She rose from her chair slowly. She leaned forward, pressing her palms against the tablecloth.

“It is ludicrous. I don’t believe it. I refuse to believe it.”

“Your father wanted to name you Graciella. You told me that yourself. It was because my name was Grayson. He wanted our names to be close. Your mother preferred Winifrede. Did she know about me? Lord Burleigh didn’t know.”

“You want me to believe that my father made love with a lady of quality, impregnated her, and then didn’t marry her? My father was an honorable man. He never would have done that, never.”

“Evidently what happened was that your father and my mother fell in love. He was sent to the Colonies to negotiate the peace between the Colonies and England. He didn’t know my mother was pregnant until he returned and discovered she’d had a child—me. She’d married the man whose title I now carry. As much as I loathed my father, it still isn’t particularly fair that I, no

t of his blood, now control all that was his.” He frowned over that. “No, I take that back. Given who and what he was, he deserves to be in hell. Any man could have his title and it would be a vast improvement.”

Jack said, “Show me evidence that this is true.”

“There is nothing in writing. There is only Lord Burleigh’s word for it.”

“And you believe what he told you?”

“Yes. I didn’t want to. But by the middle of last night, I realized that the truth is that, simply the truth, and there is no hiding from it, no pretending that it doesn’t really exist, or that if it does, it can be hidden.”

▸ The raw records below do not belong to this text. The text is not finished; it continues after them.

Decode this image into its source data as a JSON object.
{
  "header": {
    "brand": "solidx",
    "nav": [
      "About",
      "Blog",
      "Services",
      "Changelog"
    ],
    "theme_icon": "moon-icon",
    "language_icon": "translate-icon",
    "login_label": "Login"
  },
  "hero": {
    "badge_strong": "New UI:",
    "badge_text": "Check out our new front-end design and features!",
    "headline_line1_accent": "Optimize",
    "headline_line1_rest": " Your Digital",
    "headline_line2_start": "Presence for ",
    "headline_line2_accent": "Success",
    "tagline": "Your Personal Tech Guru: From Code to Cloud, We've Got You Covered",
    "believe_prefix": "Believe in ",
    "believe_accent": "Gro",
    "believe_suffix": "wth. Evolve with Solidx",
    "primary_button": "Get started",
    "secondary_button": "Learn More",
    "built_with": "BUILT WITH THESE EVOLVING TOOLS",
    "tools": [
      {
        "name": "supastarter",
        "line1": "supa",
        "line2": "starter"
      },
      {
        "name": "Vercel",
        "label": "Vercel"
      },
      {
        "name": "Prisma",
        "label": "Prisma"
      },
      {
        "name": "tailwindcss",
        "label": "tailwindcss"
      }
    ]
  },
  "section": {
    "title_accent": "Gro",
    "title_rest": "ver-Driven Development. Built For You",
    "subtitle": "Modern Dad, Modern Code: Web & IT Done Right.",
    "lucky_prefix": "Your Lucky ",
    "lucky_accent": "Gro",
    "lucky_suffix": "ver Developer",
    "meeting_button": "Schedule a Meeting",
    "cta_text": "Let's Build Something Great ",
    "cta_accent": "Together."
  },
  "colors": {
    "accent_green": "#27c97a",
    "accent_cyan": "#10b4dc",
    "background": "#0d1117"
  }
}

Jack drew herself up and took two steps back. “I see,” she said slowly. “Yes, I see everything now. Throughout the long night you kept yourself apart and alone and agonized about this. And this morning you have emerged from your pathos a philosopher. Well, I haven’t had the time you took, Gray, the time to work your way through this—whatever it is. I’m leaving now. I’m going to see Georgie, then I’m going to take her to the Parthenon to shop. I will buy her a pink ribbon for her hair.”

“There are decisions to be made, Jack.”

“You ran, Gray. It’s now my turn. We will speak of this again tomorrow. Perhaps, like you, I will return a philosopher.”

27

IT WAS eight o’clock that evening when Jack walked into his study. The draperies were pulled and a sluggish fire burned in the fireplace, sending an occasional streak of orange light into the dark shadows.

She finally saw Gray seated behind his desk, his head down on his arms.

She went to the large branch of candles on his desk and lit them. He slept on.

“Gray.”

He thought he heard his name—a strident voice, fierce, a voice he didn’t recognize.

“Gray.”

Louder now, that voice. Hard and cold as well. He slowly opened his eyes. He looked up to see Jack’s face in the candlelight.

“Hello,” he said. “I suppose I fell asleep.”

“Evidently.”

“I dreamed I heard a harsh voice. I wasn’t wrong. I just didn’t realize it could ever be you.”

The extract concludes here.